Une révolution anthropologique (1)

La fédé­ra­tion euro­péenne One of us orga­ni­sait le 23 février der­nier un col­loque au Sénat. Ce fut l’occasion pour le Professeur Assuntina Morresi de sou­li­gner le fait que l’invention et la géné­ra­li­sa­tion de la PMA était à la base d’une véri­table révo­lu­tion anthro­po­lo­gique dont notre socié­té découvre à peine aujourd’hui les consé­quences dramatiques.

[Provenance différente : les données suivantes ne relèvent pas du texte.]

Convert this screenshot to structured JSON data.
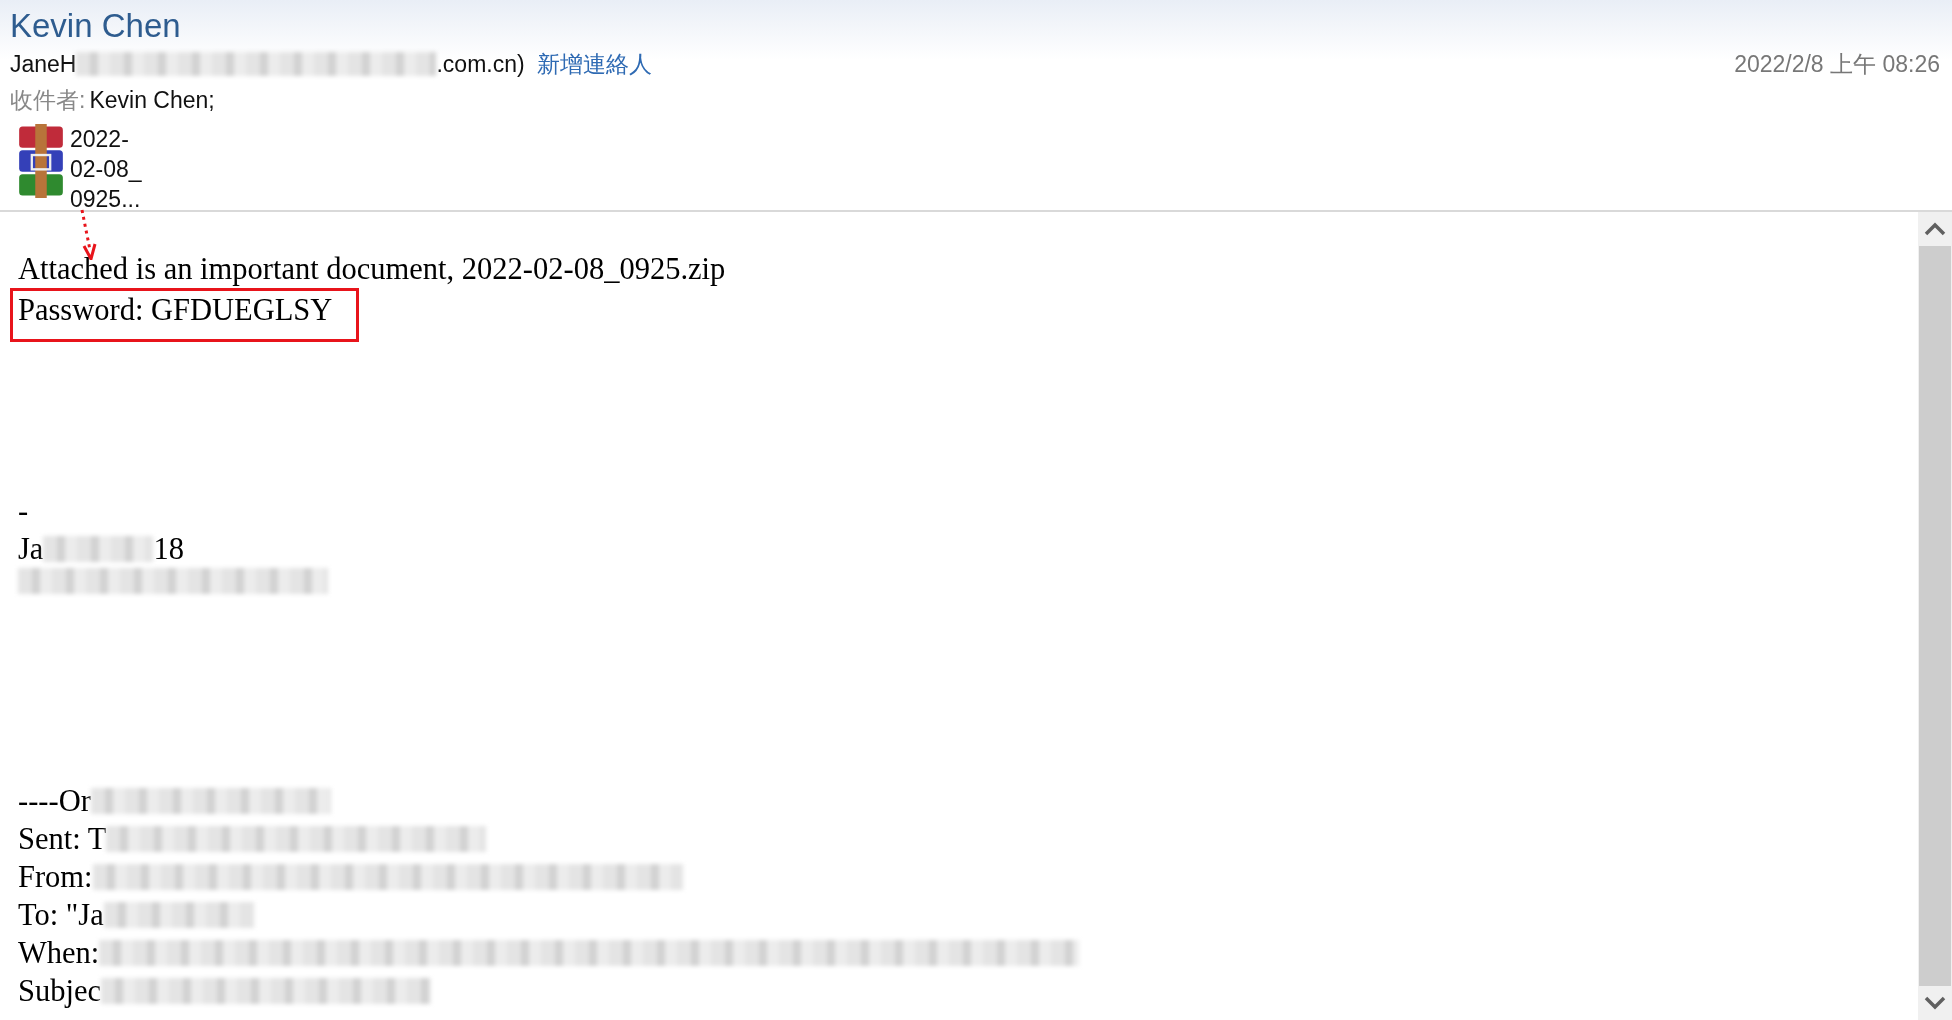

Nous recen­se­rons d’abord les dif­fé­rentes pos­si­bi­li­tés qu’offre aujourd’hui la science médi­cale aux futurs « parents », avant d’en sou­li­gner les consé­quences néfastes pour fina­le­ment rap­pe­ler les prin­cipes de la loi natu­relle qui gou­vernent cette question.

I.- Les différentes techniques pour intervenir sur l’embryon avant sa naissance

Jusqu’il y a peu un enfant ne pou­vait être que le fruit d’un acte sexuel entre son père et sa mère et celle-​ci était néces­sai­re­ment celle qui lui don­nait nais­sance. Depuis plus d’un demi-​siècle main­te­nant, la science s’est atta­chée à remettre en cause cette loi de la nature et à déve­lop­per dif­fé­rentes tech­niques pour inter­ve­nir dans ce pro­ces­sus natu­rel avant la nais­sance de l’enfant. Ces méthodes sont regrou­pées sous le titre géné­rique de PMA : pro­créa­tion médi­ca­le­ment assistée.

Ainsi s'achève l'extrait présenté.